By Vanessa Greco
A student might not be able to graduate on time after a $1,350 award blunder at Ryerson’s financial assistance office.
Chi Nguyen, a third-year journalism student who has volunteered for The Eyeopener in the past, was mistakenly awarded $1,350 in December 2007. After discovering the mix-up a month later, the school charged the money to her RAMSS account. By then, Nguyen had already put the cash towards her tuition.
Now Nguyen is saddled with a $1,350 debt on top of tuition. She worries the outstanding money will stop her from graduating on time.
“I feel so defeated at this point,” said Nguyen. “The school admitted it was their mistake then washed their hands of responsibility.”
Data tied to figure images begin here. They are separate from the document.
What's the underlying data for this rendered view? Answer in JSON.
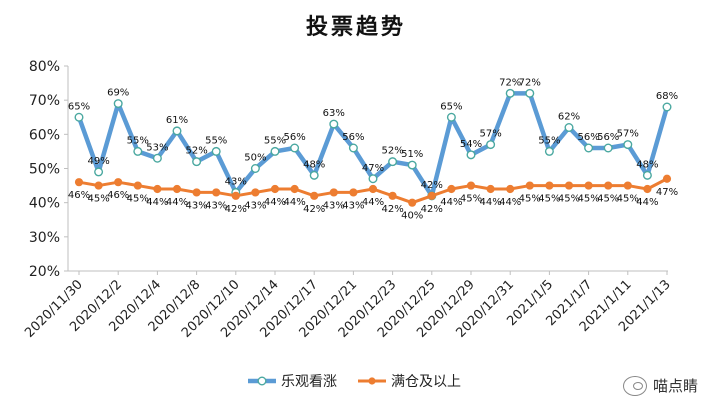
{
  "chart_data": {
    "type": "line",
    "title": "投票趋势",
    "xlabel": "",
    "ylabel": "",
    "ylim": [
      20,
      80
    ],
    "yticks": [
      "20%",
      "30%",
      "40%",
      "50%",
      "60%",
      "70%",
      "80%"
    ],
    "grid": false,
    "legend": "bottom",
    "x_tick_labels": [
      "2020/11/30",
      "2020/12/2",
      "2020/12/4",
      "2020/12/8",
      "2020/12/10",
      "2020/12/14",
      "2020/12/17",
      "2020/12/21",
      "2020/12/23",
      "2020/12/25",
      "2020/12/29",
      "2020/12/31",
      "2021/1/5",
      "2021/1/7",
      "2021/1/11",
      "2021/1/13"
    ],
    "x_tick_every": 2,
    "series": [
      {
        "name": "乐观看涨",
        "color": "#5B9BD5",
        "values": [
          65,
          49,
          69,
          55,
          53,
          61,
          52,
          55,
          43,
          50,
          55,
          56,
          48,
          63,
          56,
          47,
          52,
          51,
          42,
          65,
          54,
          57,
          72,
          72,
          55,
          62,
          56,
          56,
          57,
          48,
          68
        ],
        "labels": [
          "65%",
          "49%",
          "69%",
          "55%",
          "53%",
          "61%",
          "52%",
          "55%",
          "43%",
          "50%",
          "55%",
          "56%",
          "48%",
          "63%",
          "56%",
          "47%",
          "52%",
          "51%",
          "42%",
          "65%",
          "54%",
          "57%",
          "72%",
          "72%",
          "55%",
          "62%",
          "56%",
          "56%",
          "57%",
          "48%",
          "68%"
        ]
      },
      {
        "name": "满仓及以上",
        "color": "#ED7D31",
        "values": [
          46,
          45,
          46,
          45,
          44,
          44,
          43,
          43,
          42,
          43,
          44,
          44,
          42,
          43,
          43,
          44,
          42,
          40,
          42,
          44,
          45,
          44,
          44,
          45,
          45,
          45,
          45,
          45,
          45,
          44,
          47
        ],
        "labels": [
          "46%",
          "45%",
          "46%",
          "45%",
          "44%",
          "44%",
          "43%",
          "43%",
          "42%",
          "43%",
          "44%",
          "44%",
          "42%",
          "43%",
          "43%",
          "44%",
          "42%",
          "40%",
          "42%",
          "44%",
          "45%",
          "44%",
          "44%",
          "45%",
          "45%",
          "45%",
          "45%",
          "45%",
          "45%",
          "44%",
          "47%"
        ]
      }
    ]
  },
  "watermark": {
    "text": "喵点睛",
    "icon": "wechat-icon"
  }
}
Nguyen, who is on OSAP and works 30 hours a week as a barista to pay rent, cannot recover the award money. School administration recommended she try to win the money back by applying for scholarships, Nguyen said.
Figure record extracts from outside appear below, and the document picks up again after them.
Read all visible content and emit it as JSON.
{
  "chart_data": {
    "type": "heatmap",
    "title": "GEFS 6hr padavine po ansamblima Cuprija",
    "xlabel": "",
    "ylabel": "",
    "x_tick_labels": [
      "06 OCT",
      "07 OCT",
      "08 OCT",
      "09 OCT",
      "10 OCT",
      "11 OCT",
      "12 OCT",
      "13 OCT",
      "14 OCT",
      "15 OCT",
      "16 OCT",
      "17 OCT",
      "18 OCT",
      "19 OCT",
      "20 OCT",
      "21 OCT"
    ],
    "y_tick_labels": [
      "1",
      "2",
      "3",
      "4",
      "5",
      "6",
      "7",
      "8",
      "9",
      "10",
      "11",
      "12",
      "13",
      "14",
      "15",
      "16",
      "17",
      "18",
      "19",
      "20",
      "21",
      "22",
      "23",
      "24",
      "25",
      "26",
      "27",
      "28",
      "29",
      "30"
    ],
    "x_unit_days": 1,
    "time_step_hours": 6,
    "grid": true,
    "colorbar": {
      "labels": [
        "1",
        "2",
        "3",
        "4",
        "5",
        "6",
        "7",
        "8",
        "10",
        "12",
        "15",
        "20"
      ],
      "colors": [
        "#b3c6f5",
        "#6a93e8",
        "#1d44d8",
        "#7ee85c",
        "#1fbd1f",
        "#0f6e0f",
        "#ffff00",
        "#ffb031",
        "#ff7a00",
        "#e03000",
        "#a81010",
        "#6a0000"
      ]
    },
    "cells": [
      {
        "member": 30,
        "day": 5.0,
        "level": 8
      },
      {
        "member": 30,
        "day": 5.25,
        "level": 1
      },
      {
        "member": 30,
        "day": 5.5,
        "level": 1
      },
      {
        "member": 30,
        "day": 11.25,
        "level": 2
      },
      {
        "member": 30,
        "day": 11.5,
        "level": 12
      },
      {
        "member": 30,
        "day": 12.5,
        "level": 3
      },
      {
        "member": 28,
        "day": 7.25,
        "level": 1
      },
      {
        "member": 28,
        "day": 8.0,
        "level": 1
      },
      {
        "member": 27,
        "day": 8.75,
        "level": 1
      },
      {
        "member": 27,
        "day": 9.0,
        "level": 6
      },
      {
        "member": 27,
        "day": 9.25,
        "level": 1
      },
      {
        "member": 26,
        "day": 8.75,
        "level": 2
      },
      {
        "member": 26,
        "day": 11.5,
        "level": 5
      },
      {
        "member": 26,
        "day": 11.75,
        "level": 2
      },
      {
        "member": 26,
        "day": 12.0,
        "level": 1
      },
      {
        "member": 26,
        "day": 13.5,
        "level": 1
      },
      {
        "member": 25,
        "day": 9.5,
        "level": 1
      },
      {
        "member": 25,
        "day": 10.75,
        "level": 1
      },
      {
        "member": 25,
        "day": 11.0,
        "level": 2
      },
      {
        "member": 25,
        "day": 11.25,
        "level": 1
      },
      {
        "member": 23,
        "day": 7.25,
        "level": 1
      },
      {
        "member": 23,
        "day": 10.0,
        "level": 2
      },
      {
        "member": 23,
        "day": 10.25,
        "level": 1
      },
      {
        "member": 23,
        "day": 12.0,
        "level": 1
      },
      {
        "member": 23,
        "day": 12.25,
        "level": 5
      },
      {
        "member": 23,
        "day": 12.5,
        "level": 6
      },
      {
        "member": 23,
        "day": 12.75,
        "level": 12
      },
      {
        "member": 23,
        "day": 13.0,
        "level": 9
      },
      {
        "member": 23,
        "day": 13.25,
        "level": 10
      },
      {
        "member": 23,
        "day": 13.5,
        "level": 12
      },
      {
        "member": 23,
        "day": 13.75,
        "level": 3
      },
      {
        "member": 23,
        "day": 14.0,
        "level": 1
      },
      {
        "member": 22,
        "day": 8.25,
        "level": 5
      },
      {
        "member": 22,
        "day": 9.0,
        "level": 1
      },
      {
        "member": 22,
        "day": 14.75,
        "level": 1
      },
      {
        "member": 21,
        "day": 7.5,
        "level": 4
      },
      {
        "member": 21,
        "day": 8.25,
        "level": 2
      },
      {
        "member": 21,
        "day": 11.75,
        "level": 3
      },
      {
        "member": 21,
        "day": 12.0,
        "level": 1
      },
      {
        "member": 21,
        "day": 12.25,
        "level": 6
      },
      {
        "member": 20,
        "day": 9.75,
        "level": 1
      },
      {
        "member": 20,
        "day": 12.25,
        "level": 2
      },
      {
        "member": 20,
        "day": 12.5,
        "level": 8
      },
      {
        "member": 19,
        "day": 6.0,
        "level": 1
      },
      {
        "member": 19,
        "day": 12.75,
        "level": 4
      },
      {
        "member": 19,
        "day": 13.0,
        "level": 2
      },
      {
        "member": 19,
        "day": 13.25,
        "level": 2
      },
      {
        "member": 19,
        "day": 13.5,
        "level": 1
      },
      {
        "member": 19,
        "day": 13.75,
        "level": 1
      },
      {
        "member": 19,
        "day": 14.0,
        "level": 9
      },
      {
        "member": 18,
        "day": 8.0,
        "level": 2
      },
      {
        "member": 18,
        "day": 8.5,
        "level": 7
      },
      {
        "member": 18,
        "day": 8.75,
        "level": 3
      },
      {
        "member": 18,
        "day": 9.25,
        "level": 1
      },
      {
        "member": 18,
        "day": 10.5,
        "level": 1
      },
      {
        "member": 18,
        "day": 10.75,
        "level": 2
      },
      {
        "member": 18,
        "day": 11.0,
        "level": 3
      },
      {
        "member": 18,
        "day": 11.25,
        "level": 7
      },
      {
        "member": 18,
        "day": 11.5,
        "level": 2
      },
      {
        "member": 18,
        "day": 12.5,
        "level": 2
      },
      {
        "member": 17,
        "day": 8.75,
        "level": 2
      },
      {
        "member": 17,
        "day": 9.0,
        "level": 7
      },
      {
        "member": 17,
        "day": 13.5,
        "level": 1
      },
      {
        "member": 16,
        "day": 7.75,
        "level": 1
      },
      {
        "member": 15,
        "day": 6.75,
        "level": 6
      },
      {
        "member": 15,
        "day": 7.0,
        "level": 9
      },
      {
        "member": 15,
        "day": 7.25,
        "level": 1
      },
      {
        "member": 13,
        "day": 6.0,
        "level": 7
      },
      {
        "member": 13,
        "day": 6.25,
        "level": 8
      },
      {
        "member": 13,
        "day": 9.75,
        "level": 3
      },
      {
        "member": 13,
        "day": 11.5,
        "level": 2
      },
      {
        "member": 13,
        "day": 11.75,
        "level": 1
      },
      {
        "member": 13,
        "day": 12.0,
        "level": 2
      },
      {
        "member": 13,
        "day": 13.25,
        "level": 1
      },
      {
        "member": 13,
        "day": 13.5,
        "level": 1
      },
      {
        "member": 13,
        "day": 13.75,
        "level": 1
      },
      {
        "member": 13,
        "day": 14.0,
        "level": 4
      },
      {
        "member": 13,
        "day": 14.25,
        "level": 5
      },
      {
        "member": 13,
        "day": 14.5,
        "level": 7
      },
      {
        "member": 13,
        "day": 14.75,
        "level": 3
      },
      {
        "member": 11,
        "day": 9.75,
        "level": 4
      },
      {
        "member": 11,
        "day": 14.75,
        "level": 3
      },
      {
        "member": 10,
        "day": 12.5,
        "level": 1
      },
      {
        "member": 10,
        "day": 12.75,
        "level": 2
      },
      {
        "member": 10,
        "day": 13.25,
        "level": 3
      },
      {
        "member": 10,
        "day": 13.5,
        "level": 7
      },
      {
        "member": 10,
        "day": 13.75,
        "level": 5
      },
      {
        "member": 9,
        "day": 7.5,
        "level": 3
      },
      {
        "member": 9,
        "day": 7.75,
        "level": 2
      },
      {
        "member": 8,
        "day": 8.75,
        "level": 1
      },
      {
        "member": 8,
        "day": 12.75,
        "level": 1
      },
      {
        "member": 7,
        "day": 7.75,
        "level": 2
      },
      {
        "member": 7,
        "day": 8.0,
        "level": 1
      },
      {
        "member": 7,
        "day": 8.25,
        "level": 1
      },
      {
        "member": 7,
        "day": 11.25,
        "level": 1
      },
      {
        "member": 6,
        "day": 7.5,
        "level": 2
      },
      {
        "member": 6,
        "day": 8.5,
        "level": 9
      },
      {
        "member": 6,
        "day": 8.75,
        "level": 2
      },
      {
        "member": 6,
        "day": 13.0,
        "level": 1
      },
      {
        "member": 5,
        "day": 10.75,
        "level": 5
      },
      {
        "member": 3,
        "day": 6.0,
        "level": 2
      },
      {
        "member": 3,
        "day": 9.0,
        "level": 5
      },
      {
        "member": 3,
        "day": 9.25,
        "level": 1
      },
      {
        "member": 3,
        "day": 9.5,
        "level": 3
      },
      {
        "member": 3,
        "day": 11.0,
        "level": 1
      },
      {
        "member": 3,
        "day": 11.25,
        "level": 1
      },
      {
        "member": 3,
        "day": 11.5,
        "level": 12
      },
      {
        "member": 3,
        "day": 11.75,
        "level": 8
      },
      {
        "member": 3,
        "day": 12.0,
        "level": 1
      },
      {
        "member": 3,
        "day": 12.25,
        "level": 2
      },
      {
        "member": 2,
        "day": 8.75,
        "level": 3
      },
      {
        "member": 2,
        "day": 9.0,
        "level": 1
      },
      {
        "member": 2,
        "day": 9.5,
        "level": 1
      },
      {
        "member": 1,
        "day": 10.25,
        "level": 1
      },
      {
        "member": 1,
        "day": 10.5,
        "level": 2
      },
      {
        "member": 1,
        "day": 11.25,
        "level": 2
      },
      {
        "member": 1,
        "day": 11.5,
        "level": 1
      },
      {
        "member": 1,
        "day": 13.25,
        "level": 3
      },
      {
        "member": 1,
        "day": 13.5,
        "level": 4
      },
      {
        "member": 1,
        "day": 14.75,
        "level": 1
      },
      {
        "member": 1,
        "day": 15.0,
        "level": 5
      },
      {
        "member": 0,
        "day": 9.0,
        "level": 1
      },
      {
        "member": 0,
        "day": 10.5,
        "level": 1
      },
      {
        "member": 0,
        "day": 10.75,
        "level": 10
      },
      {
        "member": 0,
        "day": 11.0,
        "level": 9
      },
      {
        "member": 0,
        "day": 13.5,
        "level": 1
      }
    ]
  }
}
“But it doesn’t make sense to me,” she said. “Even if I won a scholarship, why should I pay for Ryerson’s mistake?”
Due to the mix-up, there’s been an administrative hold placed on Nguyen’s RAMSS account, making class enrolment difficult.
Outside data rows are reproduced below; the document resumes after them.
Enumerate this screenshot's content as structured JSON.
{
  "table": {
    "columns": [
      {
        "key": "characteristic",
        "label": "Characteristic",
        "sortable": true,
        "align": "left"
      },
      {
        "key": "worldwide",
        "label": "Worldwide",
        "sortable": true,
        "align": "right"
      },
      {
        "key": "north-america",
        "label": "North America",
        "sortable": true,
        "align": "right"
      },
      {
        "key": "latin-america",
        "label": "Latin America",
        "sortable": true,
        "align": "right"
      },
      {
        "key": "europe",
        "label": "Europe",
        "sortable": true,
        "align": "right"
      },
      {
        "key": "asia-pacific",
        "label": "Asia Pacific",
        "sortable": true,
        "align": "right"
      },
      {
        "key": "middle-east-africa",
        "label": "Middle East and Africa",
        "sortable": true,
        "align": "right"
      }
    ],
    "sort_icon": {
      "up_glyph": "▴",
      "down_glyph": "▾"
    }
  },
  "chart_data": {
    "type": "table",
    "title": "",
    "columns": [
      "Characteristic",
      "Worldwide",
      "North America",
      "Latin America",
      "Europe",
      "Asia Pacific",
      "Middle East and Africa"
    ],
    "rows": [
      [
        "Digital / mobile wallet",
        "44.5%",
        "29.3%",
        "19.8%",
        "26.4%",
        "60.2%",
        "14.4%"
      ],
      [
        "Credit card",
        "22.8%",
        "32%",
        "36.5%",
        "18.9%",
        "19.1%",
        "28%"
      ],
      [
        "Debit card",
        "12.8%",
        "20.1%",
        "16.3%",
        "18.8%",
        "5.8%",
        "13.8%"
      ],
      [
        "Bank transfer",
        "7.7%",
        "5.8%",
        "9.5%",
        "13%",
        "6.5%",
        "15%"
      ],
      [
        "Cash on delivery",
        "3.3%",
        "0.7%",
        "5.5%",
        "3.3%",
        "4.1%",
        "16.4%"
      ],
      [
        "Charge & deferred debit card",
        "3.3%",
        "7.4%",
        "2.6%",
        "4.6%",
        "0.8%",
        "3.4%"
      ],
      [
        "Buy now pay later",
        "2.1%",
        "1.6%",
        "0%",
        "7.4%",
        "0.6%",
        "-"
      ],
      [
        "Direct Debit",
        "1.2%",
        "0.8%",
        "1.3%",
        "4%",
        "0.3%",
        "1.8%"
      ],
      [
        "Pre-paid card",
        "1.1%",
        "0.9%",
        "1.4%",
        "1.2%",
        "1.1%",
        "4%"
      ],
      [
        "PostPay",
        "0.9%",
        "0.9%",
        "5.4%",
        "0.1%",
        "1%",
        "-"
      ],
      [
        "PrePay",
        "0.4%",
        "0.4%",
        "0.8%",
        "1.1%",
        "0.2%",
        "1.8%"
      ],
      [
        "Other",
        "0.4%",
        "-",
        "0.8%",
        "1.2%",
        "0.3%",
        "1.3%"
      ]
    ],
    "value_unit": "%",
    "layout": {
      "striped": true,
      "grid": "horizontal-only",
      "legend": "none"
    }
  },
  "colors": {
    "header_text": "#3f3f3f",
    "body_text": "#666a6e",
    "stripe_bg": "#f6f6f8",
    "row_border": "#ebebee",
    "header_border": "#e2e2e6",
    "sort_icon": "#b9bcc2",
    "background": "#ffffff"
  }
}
Attempting to lose the debt, she’s contacted Ryerson’s ombudsperson and employees at the financial assistance office. Her calls to the financial assistance office haven’t been successful.
Carole Scrase, student financial assistance manager, did not return interview requests by press time.
Rebecca Rose, the Ryerson Students’ Union’s VP education, encourages Nguyen to seek help with the RSU’s advocacy coordinator and free lawyer.
“I don’t think it’s fair for the school to make her pay for their mistake,” she said. “I’m sure our resources would love to speak with her.”
Over a year ago, former RSU president Nora Loreto asked the university to let Nguyen keep the money. She still believes Nguyen has a case.
“Sure, the school gave her options — but all of them involved repayment,” Loreto said.